P-selectin is a stimulant of NET formation. (A) Neutrophils were incubated with unstimulated or thrombin (Thr)-stimulated platelets (Plt) in the presence of P-selectin aptamer inhibitor ARC5690 (P-sel ap) or ARC5694 as control aptamer (Control ap). H3Cit+ cells and NET formation were evaluated (n = 5; ***P < .001). (B) H3Cit+ cells and NET formation were quantified in neutrophils incubated with unstimulated or thrombin-stimulated platelets from WT or P-selectin−/− mice (P-sel−/−) (n = 5; **P < .01, ***P < .001). (C) The behavior of platelets in panels A and B was visualized by differential interference contrast microscopy. The images are representative from 5 experiments (scale bar represents 5 μm). (D) NET formation was examined after incubation with unstimulated or thrombin-stimulated WT platelets in the presence of anti-PSGL-1–blocking antibody or its immunoglobulin control (Ig). The percentage of H3Cit+ neutrophils was quantified (n = 4; *P < .05). (E) Left: WT neutrophils were stimulated with P-sel-Ig or with the same class of immunoglobulin as a control (n = 4; **P < .01, ***P < .001). Right: Representative fluorescence microscopy images of control immunoglobulin (Control-Ig) or P-sel-Ig treatments showing H3Cit-negative neutrophils (yellow arrow), H3Cit+ neutrophils without NET release (red arrow), and H3Cit+ neutrophils releasing NETs (white arrowhead). Scale bar represents 20 μm.

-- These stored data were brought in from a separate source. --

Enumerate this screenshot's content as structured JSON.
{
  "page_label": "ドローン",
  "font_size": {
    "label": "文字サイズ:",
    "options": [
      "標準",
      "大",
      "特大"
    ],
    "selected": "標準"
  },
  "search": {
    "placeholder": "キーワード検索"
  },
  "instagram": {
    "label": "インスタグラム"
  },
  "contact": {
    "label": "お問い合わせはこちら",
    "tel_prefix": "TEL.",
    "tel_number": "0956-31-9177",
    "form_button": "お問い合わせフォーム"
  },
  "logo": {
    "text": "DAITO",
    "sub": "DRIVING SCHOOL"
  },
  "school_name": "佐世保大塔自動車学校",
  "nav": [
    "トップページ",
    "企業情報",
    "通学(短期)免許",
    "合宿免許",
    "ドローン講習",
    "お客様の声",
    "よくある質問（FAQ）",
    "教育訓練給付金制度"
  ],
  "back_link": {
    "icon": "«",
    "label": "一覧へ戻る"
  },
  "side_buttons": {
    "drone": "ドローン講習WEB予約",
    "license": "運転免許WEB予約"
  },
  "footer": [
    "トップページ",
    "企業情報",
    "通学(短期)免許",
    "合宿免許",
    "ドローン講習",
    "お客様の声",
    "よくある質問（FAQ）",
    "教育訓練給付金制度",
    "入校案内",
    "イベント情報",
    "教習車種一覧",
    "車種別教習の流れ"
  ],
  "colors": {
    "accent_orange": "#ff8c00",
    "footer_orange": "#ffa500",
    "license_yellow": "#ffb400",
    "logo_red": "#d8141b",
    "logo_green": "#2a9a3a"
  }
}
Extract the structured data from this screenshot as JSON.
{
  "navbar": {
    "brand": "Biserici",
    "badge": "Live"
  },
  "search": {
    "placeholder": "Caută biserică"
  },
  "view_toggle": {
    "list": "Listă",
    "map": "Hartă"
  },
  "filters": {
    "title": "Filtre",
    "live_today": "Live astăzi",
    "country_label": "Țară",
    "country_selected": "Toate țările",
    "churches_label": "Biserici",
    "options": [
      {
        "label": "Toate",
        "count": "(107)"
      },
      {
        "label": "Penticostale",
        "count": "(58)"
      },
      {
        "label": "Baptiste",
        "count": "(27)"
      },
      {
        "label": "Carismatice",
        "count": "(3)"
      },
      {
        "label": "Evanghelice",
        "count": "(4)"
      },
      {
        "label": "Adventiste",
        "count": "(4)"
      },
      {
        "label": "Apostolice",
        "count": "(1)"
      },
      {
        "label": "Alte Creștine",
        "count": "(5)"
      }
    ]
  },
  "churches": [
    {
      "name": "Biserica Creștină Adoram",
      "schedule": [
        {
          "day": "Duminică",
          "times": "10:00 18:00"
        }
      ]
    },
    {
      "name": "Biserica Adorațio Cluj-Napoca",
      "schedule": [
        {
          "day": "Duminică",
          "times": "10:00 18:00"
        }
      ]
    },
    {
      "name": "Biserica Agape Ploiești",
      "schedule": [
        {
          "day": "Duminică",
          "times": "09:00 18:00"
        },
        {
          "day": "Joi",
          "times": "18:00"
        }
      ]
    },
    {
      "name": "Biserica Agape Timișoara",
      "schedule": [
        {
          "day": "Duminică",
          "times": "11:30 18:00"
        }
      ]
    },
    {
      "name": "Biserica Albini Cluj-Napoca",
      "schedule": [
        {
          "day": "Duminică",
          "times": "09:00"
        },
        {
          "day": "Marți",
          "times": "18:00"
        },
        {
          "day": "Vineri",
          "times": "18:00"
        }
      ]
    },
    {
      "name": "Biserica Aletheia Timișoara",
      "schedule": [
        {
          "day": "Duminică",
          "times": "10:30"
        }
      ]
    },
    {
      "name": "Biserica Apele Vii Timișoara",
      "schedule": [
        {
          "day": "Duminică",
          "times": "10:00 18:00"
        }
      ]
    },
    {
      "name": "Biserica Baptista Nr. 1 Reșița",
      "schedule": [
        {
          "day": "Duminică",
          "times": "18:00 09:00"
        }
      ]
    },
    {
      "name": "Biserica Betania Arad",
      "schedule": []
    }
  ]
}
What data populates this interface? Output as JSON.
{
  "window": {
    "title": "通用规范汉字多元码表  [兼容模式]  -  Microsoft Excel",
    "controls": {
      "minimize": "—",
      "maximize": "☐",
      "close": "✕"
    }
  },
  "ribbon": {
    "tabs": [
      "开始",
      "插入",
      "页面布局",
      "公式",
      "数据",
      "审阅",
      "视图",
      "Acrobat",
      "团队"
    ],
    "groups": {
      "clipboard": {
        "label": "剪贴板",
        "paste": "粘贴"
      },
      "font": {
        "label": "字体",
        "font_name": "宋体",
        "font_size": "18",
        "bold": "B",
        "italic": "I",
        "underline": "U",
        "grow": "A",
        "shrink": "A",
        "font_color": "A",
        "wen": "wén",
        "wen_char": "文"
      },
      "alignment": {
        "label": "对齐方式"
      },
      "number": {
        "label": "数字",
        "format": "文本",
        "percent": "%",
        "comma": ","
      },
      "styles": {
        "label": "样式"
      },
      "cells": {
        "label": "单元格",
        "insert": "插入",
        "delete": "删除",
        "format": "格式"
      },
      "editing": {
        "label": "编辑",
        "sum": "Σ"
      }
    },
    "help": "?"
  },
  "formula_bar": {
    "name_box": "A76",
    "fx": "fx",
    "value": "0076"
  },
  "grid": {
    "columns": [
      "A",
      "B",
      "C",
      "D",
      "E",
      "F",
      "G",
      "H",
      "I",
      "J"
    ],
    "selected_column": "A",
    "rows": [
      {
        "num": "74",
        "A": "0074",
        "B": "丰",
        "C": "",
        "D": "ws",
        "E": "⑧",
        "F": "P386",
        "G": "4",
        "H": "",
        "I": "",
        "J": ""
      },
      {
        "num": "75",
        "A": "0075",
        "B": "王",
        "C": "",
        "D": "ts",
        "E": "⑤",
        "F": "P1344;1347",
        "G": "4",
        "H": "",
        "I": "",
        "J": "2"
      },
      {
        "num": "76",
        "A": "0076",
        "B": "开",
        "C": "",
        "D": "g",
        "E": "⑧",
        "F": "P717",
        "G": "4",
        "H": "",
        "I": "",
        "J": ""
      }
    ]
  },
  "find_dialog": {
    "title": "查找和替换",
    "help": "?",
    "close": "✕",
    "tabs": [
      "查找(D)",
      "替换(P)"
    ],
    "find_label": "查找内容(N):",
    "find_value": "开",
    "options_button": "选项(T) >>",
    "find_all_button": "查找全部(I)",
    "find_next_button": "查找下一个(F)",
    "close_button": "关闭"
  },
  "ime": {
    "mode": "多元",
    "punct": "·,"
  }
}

P-sel-Ig chimera or elevated plasma soluble P-selectin promotes NETosis

To examine whether P-selectin is sufficient to stimulate NETosis, murine neutrophils were incubated in vitro with P-sel-Ig, a molecule previously shown to induce production of tissue factor–containing microparticles from monocytes.15 Recombinant P-selectin was also shown to trigger protein tyrosine phosphorylation in neutrophils and the tyrosine kinase–dependent function of αMβ2 integrin.16,17 A significant increase in the percentage of H3Cit+ neutrophils and cells forming NETs was observed after the addition of the P-sel-Ig to WT neutrophils, whereas control immunoglobulin had no such effects (Figure 1E). Although activated platelets and P-sel-Ig both induced NETosis, our results indicate that activated platelets were more potent stimulants than P-sel-Ig. This could be due to differences in the local concentration achieved and quality of the P-selectin presented to the neutrophils in these experiments. Alternatively, it is possible that after the signaling through P-selectin/PSGL-1 is established, platelets may provide other co-stimulatory signals to the neutrophils, leading to enhanced NETosis. These could be receptor mediated, such as through the binding of platelet glycoprotein Ib-α to activated αMβ2 integrin,18 or by soluble factors released by the platelets interacting with the neutrophils.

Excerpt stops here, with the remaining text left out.